The problem of wealth inequality was fresh in the minds of our predecessors in the 1940s, who had suffered the extremes of the 1920s and 30s and the war which followed.
Back then trade was seen as a force for good, and should be seen that way now. We currently risk a descent into trade wars and barriers that will harm us all.
While New Zealand has long advocated internationally for open trade, by 2017 we too were seeing increasing public scepticism at home.
Our response, borrowing the language already used by the EU, was our Trade for All agenda.
It aims to ensure the benefits of trade flow – and are seen to flow – to all sectors including small and medium businesses, indigenous Maori, women and the regions.

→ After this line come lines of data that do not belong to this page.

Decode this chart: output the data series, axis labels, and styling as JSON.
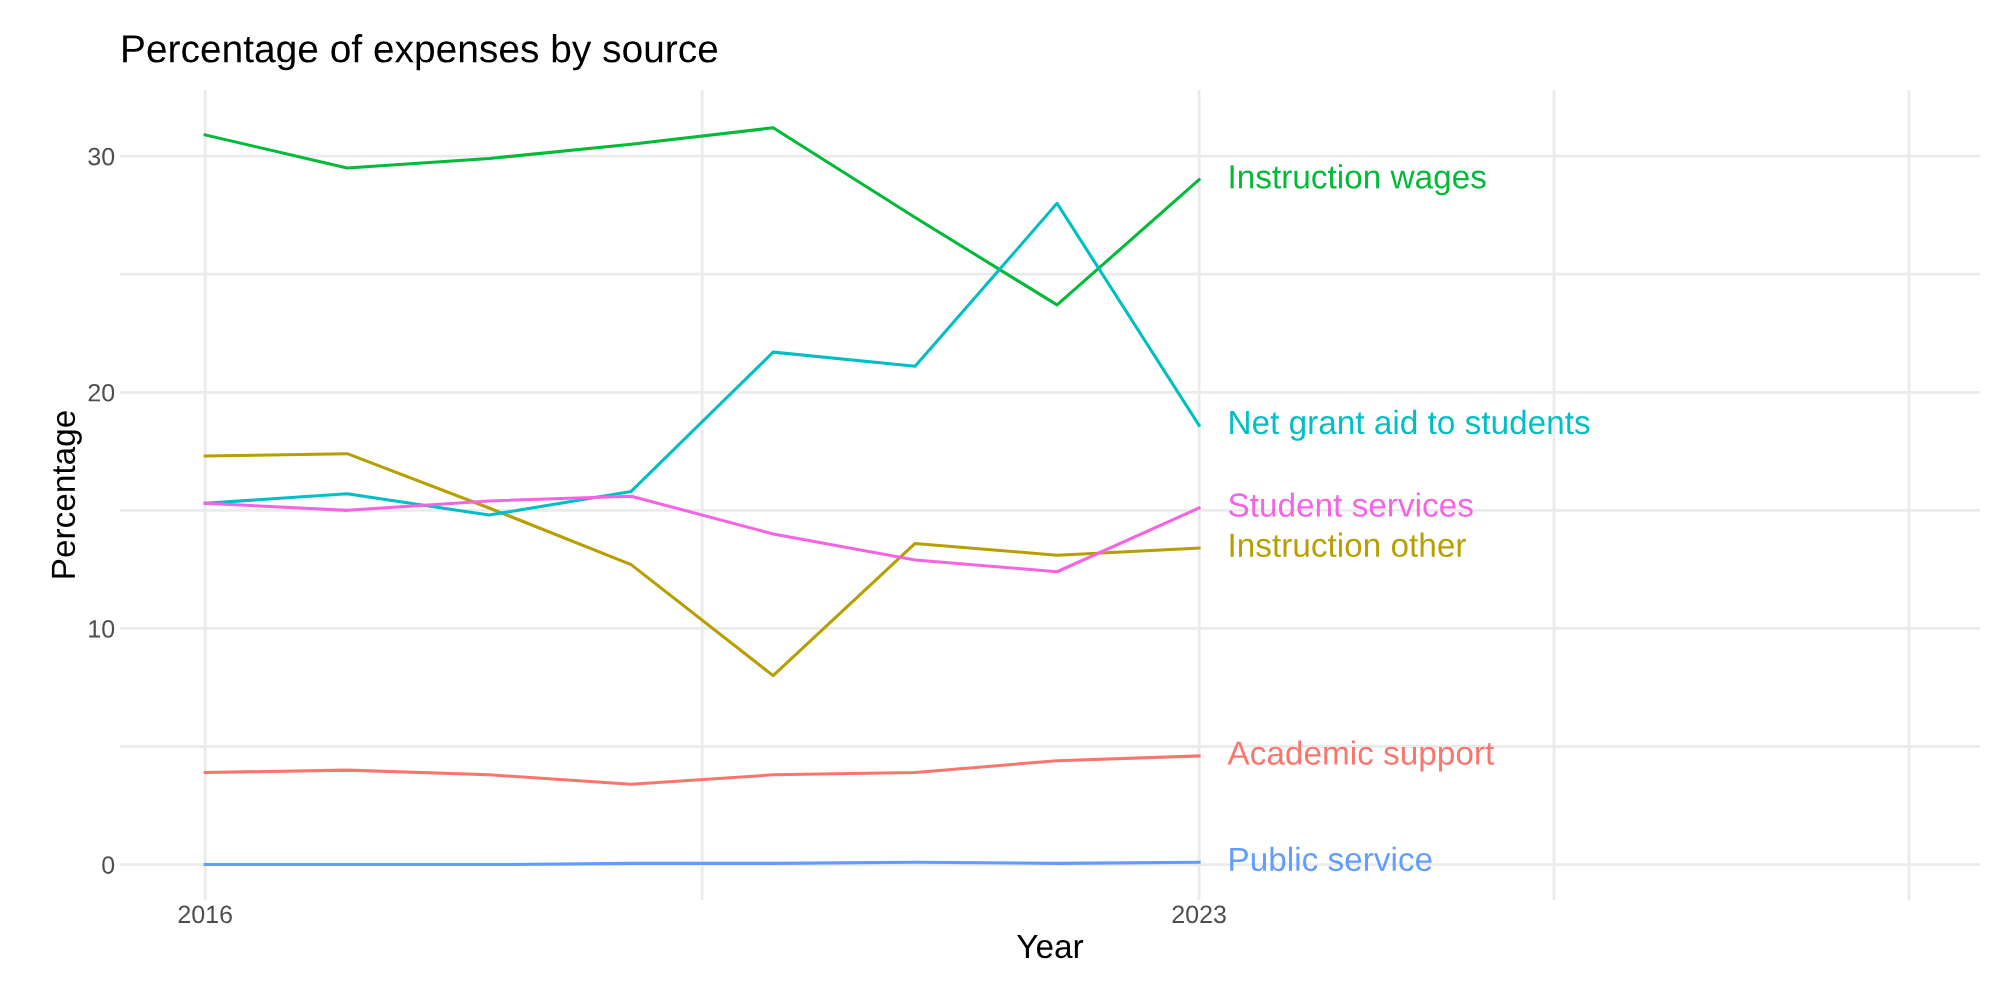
{
  "chart_data": {
    "type": "line",
    "title": "Percentage of expenses by source",
    "xlabel": "Year",
    "ylabel": "Percentage",
    "x": [
      2016,
      2017,
      2018,
      2019,
      2020,
      2021,
      2022,
      2023
    ],
    "series": [
      {
        "name": "Academic support",
        "color": "#F8766D",
        "values": [
          3.9,
          4.0,
          3.8,
          3.4,
          3.8,
          3.9,
          4.4,
          4.6
        ]
      },
      {
        "name": "Instruction other",
        "color": "#B79F00",
        "values": [
          17.3,
          17.4,
          15.1,
          12.7,
          8.0,
          13.6,
          13.1,
          13.4
        ]
      },
      {
        "name": "Instruction wages",
        "color": "#00BA38",
        "values": [
          30.9,
          29.5,
          29.9,
          30.5,
          31.2,
          27.4,
          23.7,
          29.0
        ]
      },
      {
        "name": "Net grant aid to students",
        "color": "#00BFC4",
        "values": [
          15.3,
          15.7,
          14.8,
          15.8,
          21.7,
          21.1,
          28.0,
          18.6
        ]
      },
      {
        "name": "Public service",
        "color": "#619CFF",
        "values": [
          0.0,
          0.0,
          0.0,
          0.05,
          0.05,
          0.1,
          0.05,
          0.1
        ]
      },
      {
        "name": "Student services",
        "color": "#F564E3",
        "values": [
          15.3,
          15.0,
          15.4,
          15.6,
          14.0,
          12.9,
          12.4,
          15.1
        ]
      }
    ],
    "xlim": [
      2015.4,
      2028.5
    ],
    "xticks": [
      2016,
      {
        "value": 2019.5,
        "label": null
      },
      2023,
      {
        "value": 2025.5,
        "label": null
      },
      {
        "value": 2028,
        "label": null
      }
    ],
    "ylim": [
      -1.5,
      32.8
    ],
    "yticks": [
      0,
      {
        "value": 5,
        "label": null
      },
      10,
      {
        "value": 15,
        "label": null
      },
      20,
      {
        "value": 25,
        "label": null
      },
      30
    ],
    "grid": true,
    "legend": false,
    "marker": "none",
    "line_style": "solid"
  }
}
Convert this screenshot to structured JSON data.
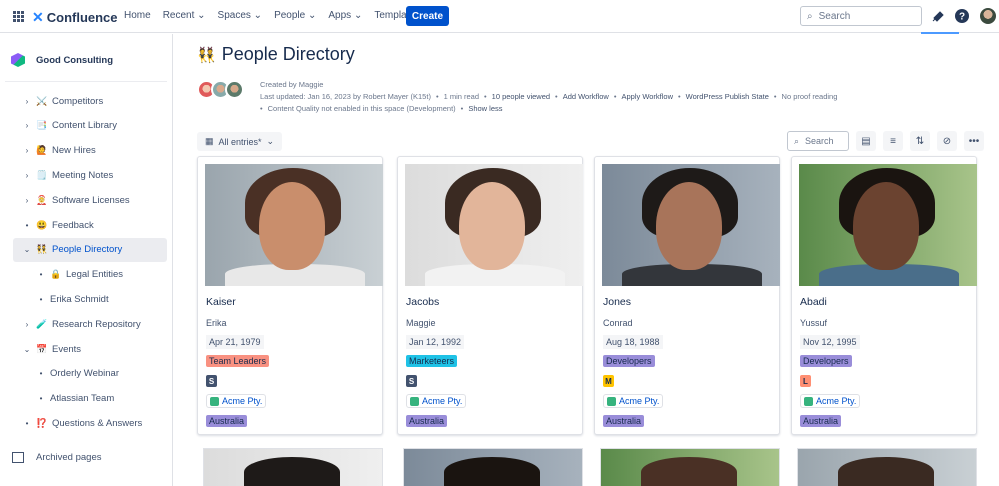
{
  "topbar": {
    "product": "Confluence",
    "nav": [
      "Home",
      "Recent",
      "Spaces",
      "People",
      "Apps",
      "Templates"
    ],
    "nav_dropdowns": [
      false,
      true,
      true,
      true,
      true,
      false
    ],
    "create_label": "Create",
    "search_placeholder": "Search"
  },
  "sidebar": {
    "space_name": "Good Consulting",
    "items": [
      {
        "label": "Competitors",
        "icon": "⚔️",
        "caret": "›",
        "level": 0
      },
      {
        "label": "Content Library",
        "icon": "📑",
        "caret": "›",
        "level": 0
      },
      {
        "label": "New Hires",
        "icon": "🙋",
        "caret": "›",
        "level": 0
      },
      {
        "label": "Meeting Notes",
        "icon": "🗒️",
        "caret": "›",
        "level": 0
      },
      {
        "label": "Software Licenses",
        "icon": "🤶",
        "caret": "›",
        "level": 0
      },
      {
        "label": "Feedback",
        "icon": "😃",
        "caret": "•",
        "level": 0
      },
      {
        "label": "People Directory",
        "icon": "👯",
        "caret": "⌄",
        "level": 0,
        "active": true
      },
      {
        "label": "Legal Entities",
        "icon": "🔒",
        "caret": "•",
        "level": 1
      },
      {
        "label": "Erika Schmidt",
        "icon": "",
        "caret": "•",
        "level": 1
      },
      {
        "label": "Research Repository",
        "icon": "🧪",
        "caret": "›",
        "level": 0
      },
      {
        "label": "Events",
        "icon": "📅",
        "caret": "⌄",
        "level": 0
      },
      {
        "label": "Orderly Webinar",
        "icon": "",
        "caret": "•",
        "level": 1
      },
      {
        "label": "Atlassian Team",
        "icon": "",
        "caret": "•",
        "level": 1
      },
      {
        "label": "Questions & Answers",
        "icon": "⁉️",
        "caret": "•",
        "level": 0
      }
    ],
    "archived": "Archived pages"
  },
  "page": {
    "title_emoji": "👯",
    "title": "People Directory",
    "created_by": "Created by Maggie",
    "meta_line1": [
      "Last updated: Jan 16, 2023 by Robert Mayer (K15t)",
      "1 min read",
      "10 people viewed",
      "Add Workflow",
      "Apply Workflow",
      "WordPress Publish State",
      "No proof reading"
    ],
    "meta_line2": [
      "Content Quality not enabled in this space (Development)",
      "Show less"
    ]
  },
  "database": {
    "view_label": "All entries*",
    "search_placeholder": "Search"
  },
  "colors": {
    "accent": "#0052cc",
    "team_leaders": "#f99181",
    "marketeers": "#1fc2e6",
    "developers": "#998dd9",
    "level_s": "#42526e",
    "level_m": "#ffc400",
    "level_l": "#ff8f73"
  },
  "cards": [
    {
      "last": "Kaiser",
      "first": "Erika",
      "dob": "Apr 21, 1979",
      "team": "Team Leaders",
      "team_color": "#f99181",
      "level": "S",
      "level_color": "#42526e",
      "level_fg": "#fff",
      "entity": "Acme Pty.",
      "country": "Australia"
    },
    {
      "last": "Jacobs",
      "first": "Maggie",
      "dob": "Jan 12, 1992",
      "team": "Marketeers",
      "team_color": "#1fc2e6",
      "level": "S",
      "level_color": "#42526e",
      "level_fg": "#fff",
      "entity": "Acme Pty.",
      "country": "Australia"
    },
    {
      "last": "Jones",
      "first": "Conrad",
      "dob": "Aug 18, 1988",
      "team": "Developers",
      "team_color": "#998dd9",
      "level": "M",
      "level_color": "#ffc400",
      "level_fg": "#172b4d",
      "entity": "Acme Pty.",
      "country": "Australia"
    },
    {
      "last": "Abadi",
      "first": "Yussuf",
      "dob": "Nov 12, 1995",
      "team": "Developers",
      "team_color": "#998dd9",
      "level": "L",
      "level_color": "#ff8f73",
      "level_fg": "#172b4d",
      "entity": "Acme Pty.",
      "country": "Australia"
    }
  ]
}
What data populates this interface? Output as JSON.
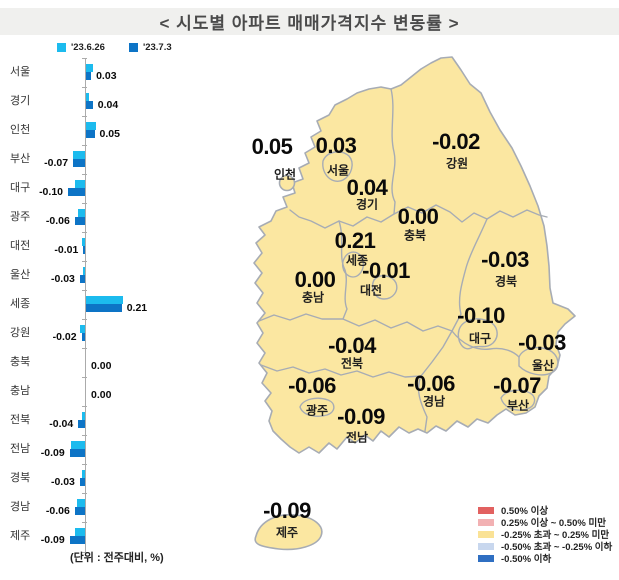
{
  "title": "<  시도별  아파트  매매가격지수  변동률  >",
  "unit_note": "(단위 : 전주대비, %)",
  "series_legend": [
    {
      "label": "'23.6.26",
      "color": "#1CBBEE"
    },
    {
      "label": "'23.7.3",
      "color": "#0D74C6"
    }
  ],
  "chart_data": {
    "type": "bar",
    "orientation": "horizontal",
    "title": "시도별 아파트 매매가격지수 변동률",
    "unit": "전주대비, %",
    "categories": [
      "서울",
      "경기",
      "인천",
      "부산",
      "대구",
      "광주",
      "대전",
      "울산",
      "세종",
      "강원",
      "충북",
      "충남",
      "전북",
      "전남",
      "경북",
      "경남",
      "제주"
    ],
    "series": [
      {
        "name": "'23.6.26",
        "color": "#1CBBEE",
        "values": [
          0.04,
          0.02,
          0.06,
          -0.07,
          -0.06,
          -0.04,
          -0.02,
          -0.01,
          0.22,
          -0.03,
          0.0,
          0.0,
          -0.02,
          -0.08,
          -0.02,
          -0.05,
          -0.06
        ]
      },
      {
        "name": "'23.7.3",
        "color": "#0D74C6",
        "values": [
          0.03,
          0.04,
          0.05,
          -0.07,
          -0.1,
          -0.06,
          -0.01,
          -0.03,
          0.21,
          -0.02,
          0.0,
          0.0,
          -0.04,
          -0.09,
          -0.03,
          -0.06,
          -0.09
        ]
      }
    ],
    "value_labels_series": "'23.7.3",
    "note": "values of '23.6.26 series estimated from bar lengths (not labeled in image)"
  },
  "map": {
    "fill": "#FBE7A1",
    "border": "#A7ACB4",
    "regions": [
      {
        "id": "incheon",
        "name": "인천",
        "value": "0.05"
      },
      {
        "id": "seoul",
        "name": "서울",
        "value": "0.03"
      },
      {
        "id": "gangwon",
        "name": "강원",
        "value": "-0.02"
      },
      {
        "id": "gyeonggi",
        "name": "경기",
        "value": "0.04"
      },
      {
        "id": "chungbuk",
        "name": "충북",
        "value": "0.00"
      },
      {
        "id": "sejong",
        "name": "세종",
        "value": "0.21"
      },
      {
        "id": "daejeon",
        "name": "대전",
        "value": "-0.01"
      },
      {
        "id": "chungnam",
        "name": "충남",
        "value": "0.00"
      },
      {
        "id": "gyeongbuk",
        "name": "경북",
        "value": "-0.03"
      },
      {
        "id": "daegu",
        "name": "대구",
        "value": "-0.10"
      },
      {
        "id": "ulsan",
        "name": "울산",
        "value": "-0.03"
      },
      {
        "id": "jeonbuk",
        "name": "전북",
        "value": "-0.04"
      },
      {
        "id": "gwangju",
        "name": "광주",
        "value": "-0.06"
      },
      {
        "id": "gyeongnam",
        "name": "경남",
        "value": "-0.06"
      },
      {
        "id": "busan",
        "name": "부산",
        "value": "-0.07"
      },
      {
        "id": "jeonnam",
        "name": "전남",
        "value": "-0.09"
      },
      {
        "id": "jeju",
        "name": "제주",
        "value": "-0.09"
      }
    ],
    "legend": [
      {
        "color": "#E26160",
        "label": "0.50% 이상"
      },
      {
        "color": "#F2B1B3",
        "label": "0.25% 이상 ~ 0.50% 미만"
      },
      {
        "color": "#FAE296",
        "label": "-0.25% 초과 ~ 0.25% 미만"
      },
      {
        "color": "#C8D7EE",
        "label": "-0.50% 초과 ~ -0.25% 이하"
      },
      {
        "color": "#2F6FC2",
        "label": "-0.50% 이하"
      }
    ]
  }
}
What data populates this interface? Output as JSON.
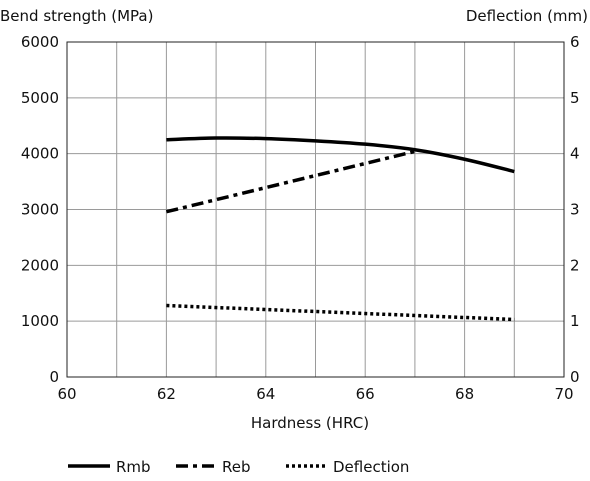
{
  "chart_data": {
    "type": "line",
    "y_left_label": "Bend strength (MPa)",
    "y_right_label": "Deflection (mm)",
    "xlabel": "Hardness (HRC)",
    "xlim": [
      60,
      70
    ],
    "x_ticks": [
      "60",
      "62",
      "64",
      "66",
      "68",
      "70"
    ],
    "ylim_left": [
      0,
      6000
    ],
    "y_left_ticks": [
      "0",
      "1000",
      "2000",
      "3000",
      "4000",
      "5000",
      "6000"
    ],
    "ylim_right": [
      0,
      6
    ],
    "y_right_ticks": [
      "0",
      "1",
      "2",
      "3",
      "4",
      "5",
      "6"
    ],
    "grid": true,
    "legend_position": "bottom",
    "series": [
      {
        "name": "Rmb",
        "axis": "left",
        "style": "solid",
        "x": [
          62,
          63,
          64,
          65,
          66,
          67,
          68,
          69
        ],
        "y": [
          4250,
          4280,
          4270,
          4230,
          4170,
          4070,
          3900,
          3680
        ]
      },
      {
        "name": "Reb",
        "axis": "left",
        "style": "dashdot",
        "x": [
          62,
          67
        ],
        "y": [
          2960,
          4040
        ]
      },
      {
        "name": "Deflection",
        "axis": "right",
        "style": "dotted",
        "x": [
          62,
          69
        ],
        "y": [
          1.28,
          1.03
        ]
      }
    ],
    "colors": {
      "lines": "#000000",
      "grid": "#9a9a9a"
    }
  }
}
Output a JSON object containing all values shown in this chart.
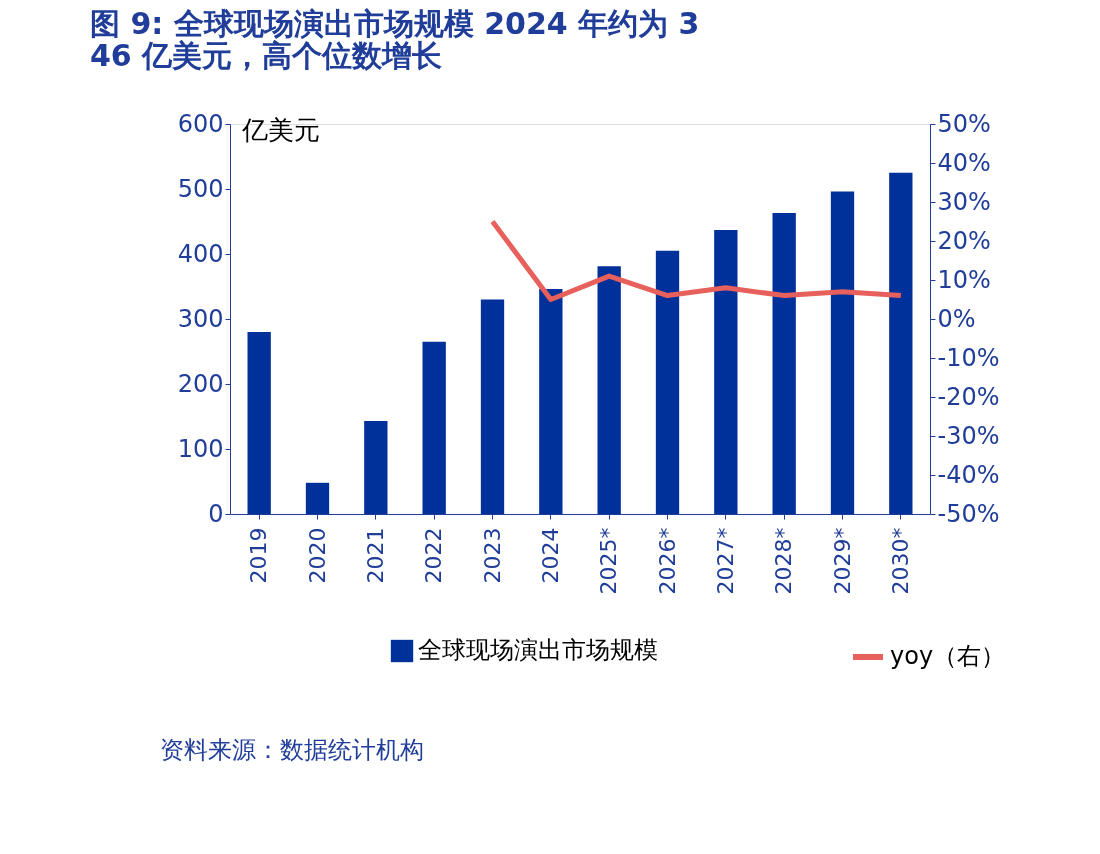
{
  "chart_data": {
    "type": "bar",
    "title": "图 9: 全球现场演出市场规模 2024 年约为 346 亿美元，高个位数增长",
    "ylabel": "亿美元",
    "categories": [
      "2019",
      "2020",
      "2021",
      "2022",
      "2023",
      "2024",
      "2025*",
      "2026*",
      "2027*",
      "2028*",
      "2029*",
      "2030*"
    ],
    "series": [
      {
        "name": "全球现场演出市场规模",
        "color": "#00309a",
        "values": [
          280,
          48,
          143,
          265,
          330,
          346,
          381,
          405,
          437,
          463,
          496,
          525
        ]
      },
      {
        "name": "yoy（右）",
        "type": "line",
        "axis": "y2",
        "color": "#e8605c",
        "values": [
          null,
          null,
          null,
          null,
          25,
          5,
          11,
          6,
          8,
          6,
          7,
          6
        ]
      }
    ],
    "ylim": [
      0,
      600
    ],
    "yticks": [
      0,
      100,
      200,
      300,
      400,
      500,
      600
    ],
    "y2lim": [
      -50,
      50
    ],
    "y2ticks": [
      {
        "value": -50,
        "label": "-50%"
      },
      {
        "value": -40,
        "label": "-40%"
      },
      {
        "value": -30,
        "label": "-30%"
      },
      {
        "value": -20,
        "label": "-20%"
      },
      {
        "value": -10,
        "label": "-10%"
      },
      {
        "value": 0,
        "label": "0%"
      },
      {
        "value": 10,
        "label": "10%"
      },
      {
        "value": 20,
        "label": "20%"
      },
      {
        "value": 30,
        "label": "30%"
      },
      {
        "value": 40,
        "label": "40%"
      },
      {
        "value": 50,
        "label": "50%"
      }
    ],
    "legend": "bottom",
    "grid": false,
    "annotations": [
      "资料来源：数据统计机构"
    ]
  }
}
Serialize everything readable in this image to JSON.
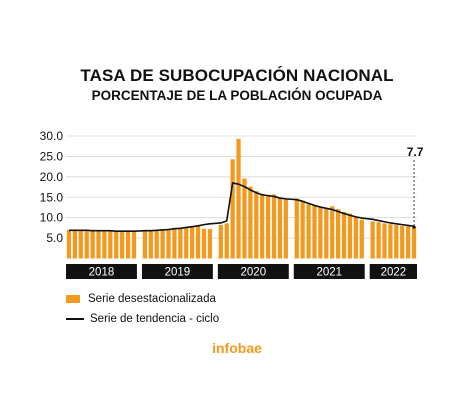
{
  "header": {
    "title": "TASA DE SUBOCUPACIÓN NACIONAL",
    "subtitle": "PORCENTAJE DE LA POBLACIÓN OCUPADA"
  },
  "chart_data": {
    "type": "bar",
    "yticks": [
      "30.0",
      "25.0",
      "20.0",
      "15.0",
      "10.0",
      "5.0"
    ],
    "ylim": [
      0,
      30
    ],
    "years": [
      {
        "label": "2018",
        "months": 12
      },
      {
        "label": "2019",
        "months": 12
      },
      {
        "label": "2020",
        "months": 12
      },
      {
        "label": "2021",
        "months": 12
      },
      {
        "label": "2022",
        "months": 8
      }
    ],
    "series": [
      {
        "name": "Serie desestacionalizada",
        "type": "bar",
        "values": [
          7.0,
          7.0,
          6.9,
          6.9,
          6.9,
          6.8,
          6.8,
          6.8,
          6.8,
          6.8,
          6.7,
          6.7,
          6.7,
          6.8,
          6.9,
          7.0,
          7.1,
          7.2,
          7.4,
          7.5,
          7.7,
          7.9,
          7.3,
          7.2,
          8.2,
          8.6,
          24.3,
          29.3,
          19.6,
          17.6,
          16.5,
          15.8,
          15.6,
          15.7,
          14.7,
          14.5,
          14.7,
          14.2,
          13.3,
          13.0,
          12.6,
          12.2,
          12.8,
          12.1,
          11.4,
          11.0,
          10.1,
          9.5,
          9.1,
          8.9,
          8.6,
          8.4,
          8.2,
          8.0,
          7.9,
          7.7
        ]
      },
      {
        "name": "Serie de tendencia - ciclo",
        "type": "line",
        "values": [
          6.9,
          6.9,
          6.9,
          6.9,
          6.8,
          6.8,
          6.8,
          6.8,
          6.7,
          6.7,
          6.7,
          6.7,
          6.8,
          6.8,
          6.9,
          7.0,
          7.1,
          7.3,
          7.4,
          7.6,
          7.8,
          8.0,
          8.3,
          8.5,
          8.7,
          9.2,
          18.5,
          18.2,
          17.6,
          16.8,
          16.1,
          15.6,
          15.4,
          15.2,
          14.8,
          14.6,
          14.4,
          14.0,
          13.5,
          13.0,
          12.6,
          12.3,
          12.0,
          11.5,
          11.0,
          10.6,
          10.2,
          9.9,
          9.6,
          9.3,
          9.0,
          8.7,
          8.5,
          8.3,
          8.1,
          7.9
        ]
      }
    ],
    "annotation": "7.7",
    "colors": {
      "bar": "#F39A1E",
      "line": "#111111",
      "year_band": "#111111"
    }
  },
  "legend": {
    "bar_label": "Serie desestacionalizada",
    "line_label": "Serie de tendencia - ciclo"
  },
  "brand": "infobae"
}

It has increased the social licence in favour of trade by showing its positive contribution to the issues people care about: jobs, communities and the environment.
A good example is using trade policy to address environmentally harmful subsidies – including for fisheries and for fossil fuel production and consumption.
They are costly and often socially regressive and make climate change worse. Fossil fuel subsidies cost US$582bn in 2019. Those public funds could be used for recovery efforts.
New Zealand is negotiating a plurilateral Agreement on Climate Change, Trade and Sustainability, with legally enforceable disciplines for fossil fuel subsidies.
Taxing Multinationals in the Digital Economy
Another priority for the Government has been making sure that multinationals pay their fair share of tax.
Countries have taken some good steps to counter tax avoidance by multinationals. We have implemented the key Base Erosion and Profit Shifting measures.
While the BEPS project shut down some artificial tax avoidance strategies, digital multinationals can still avoid paying a fair amount of tax. This is mostly due to flaws in the current international income tax framework.
An OECD led international solution is preferred by the New Zealand government over a Digital Services Tax (DST).
However, the Government will seriously consider a DST if the OECD is unable to reach a solution.
So, I would say we the politicians in this room should encourage the OECD and other multilateral to address:
- Income inequality
- Wealth inequality
- Monetary policy
- The benefits of trade
- Fair international taxation for digital services
- Environmental issues, including practical measures to reform fish subsidies and fossil fuel subsidies
- And lastly, what duties should be owed by social media companies who are carrying messages of hate and misinformation, and undermining trust in liberal democracies.
We should seize the opportunities thrust upon us by COVID, and if we do we will all be better off.